Das Bundeswirtschaftsministerium macht ernst – und entzieht der AiF die Administration der Industrielle Gemeinschaftsforschung. Was bedeutet das für das traditionsreiche Förderprogramm – und was für die in der AiF organisierten Forschungsvereinigungen?

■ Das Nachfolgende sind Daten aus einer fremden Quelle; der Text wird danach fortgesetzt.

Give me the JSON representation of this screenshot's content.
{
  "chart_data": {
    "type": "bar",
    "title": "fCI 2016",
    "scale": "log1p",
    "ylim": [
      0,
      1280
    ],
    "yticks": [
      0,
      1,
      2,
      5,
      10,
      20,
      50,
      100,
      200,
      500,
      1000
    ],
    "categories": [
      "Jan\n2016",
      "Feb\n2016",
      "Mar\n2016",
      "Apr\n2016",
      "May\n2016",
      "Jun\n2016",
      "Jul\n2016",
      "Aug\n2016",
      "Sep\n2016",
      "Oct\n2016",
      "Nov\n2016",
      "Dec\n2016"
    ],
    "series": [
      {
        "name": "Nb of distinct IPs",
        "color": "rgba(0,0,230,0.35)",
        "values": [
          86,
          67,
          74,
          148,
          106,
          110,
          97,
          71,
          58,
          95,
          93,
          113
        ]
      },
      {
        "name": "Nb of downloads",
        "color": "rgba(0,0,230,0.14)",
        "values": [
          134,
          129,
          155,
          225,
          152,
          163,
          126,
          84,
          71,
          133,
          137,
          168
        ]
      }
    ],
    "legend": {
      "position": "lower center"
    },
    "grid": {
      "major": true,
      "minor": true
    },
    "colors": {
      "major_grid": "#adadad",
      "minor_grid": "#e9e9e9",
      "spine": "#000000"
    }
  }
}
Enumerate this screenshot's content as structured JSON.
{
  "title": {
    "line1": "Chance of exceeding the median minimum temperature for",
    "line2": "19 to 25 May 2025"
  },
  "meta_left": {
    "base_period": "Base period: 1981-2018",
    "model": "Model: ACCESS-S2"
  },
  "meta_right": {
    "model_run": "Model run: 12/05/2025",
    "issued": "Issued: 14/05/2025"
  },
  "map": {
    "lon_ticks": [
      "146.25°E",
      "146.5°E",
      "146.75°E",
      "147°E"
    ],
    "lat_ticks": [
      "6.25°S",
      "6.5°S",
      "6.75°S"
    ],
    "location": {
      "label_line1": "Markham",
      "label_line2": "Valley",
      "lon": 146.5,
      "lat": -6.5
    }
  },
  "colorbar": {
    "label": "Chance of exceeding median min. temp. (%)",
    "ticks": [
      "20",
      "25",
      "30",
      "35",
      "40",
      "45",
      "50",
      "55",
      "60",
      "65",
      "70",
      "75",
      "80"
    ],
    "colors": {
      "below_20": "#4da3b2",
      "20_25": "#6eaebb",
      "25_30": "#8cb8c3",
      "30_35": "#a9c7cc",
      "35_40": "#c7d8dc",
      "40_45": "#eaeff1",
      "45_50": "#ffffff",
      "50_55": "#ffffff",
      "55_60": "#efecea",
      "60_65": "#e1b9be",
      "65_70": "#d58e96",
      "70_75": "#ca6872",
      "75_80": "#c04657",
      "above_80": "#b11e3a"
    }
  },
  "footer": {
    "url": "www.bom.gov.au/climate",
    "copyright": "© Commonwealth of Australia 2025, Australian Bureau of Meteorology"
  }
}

Foto: Screenshot von der AiF-Website.

ES IST ein förderpolitischer Paukenschlag, wenn auch kein ganz unerwarteter: Die Arbeitsgemeinschaft industrieller Forschungsvereinigungen (AiF) verliert nach 69 Jahren die administrative Zuständigkeit für die "Industrielle Gemeinschaftsforschung" (IGF), eines der wichtigsten Programme zur Forschungsförderung im deutschen Mittelstand. Dieses Jahr umfasst der IGF-Titel im Bundeshaushalt rund 197 Millionen Euro.

 

AiF-Hauptgeschäftsführer Michael-Bruno Klein schrieb vor dem Wochenende eine Mail an die 101 AiF-Forschungsvereinigungen und rund 250 Gutachter: "Heute teilte uns das BMWK mit, dass man unser Angebot zur Übernahme der Projektträgerschaft des IGF-Programms leider nicht annehmen wird und man beabsichtigt, dem DLR Projektträger den Zuschlag zu erteilen", laut Klein "eine schlechte und traurige Nachricht für die AiF und für die industrielle Gemeinschaftsforschung".

 

Für die AiF ist es das auf jeden Fall, waren AiF und IGF für viele in der Forschungsszene doch über Jahrzehnte so eng miteinander verwoben, dass sie fast Synonyme zu sein schienen. Rund 50 der 65 Mitarbeiter des AiF e.V. werden aktuell für die Umsetzung und Begleitung der IGF eingesetzt; sie alle werden, wie Klein auf Anfrage bestätigte, jetzt ihr Jobs verlieren. 

 

Der neue Projektträger soll
schon am 1. September einsteigen

 

Und das offenbar sehr schnell: Der DLR-Projektträger soll die IGF-Projektträgerschaft bereits zum 1. September übernehmen, die Phase des Übergangs und der Übergabe von AiF auf IGF soll dann bis Ende des Jahres abgeschlossen sein. 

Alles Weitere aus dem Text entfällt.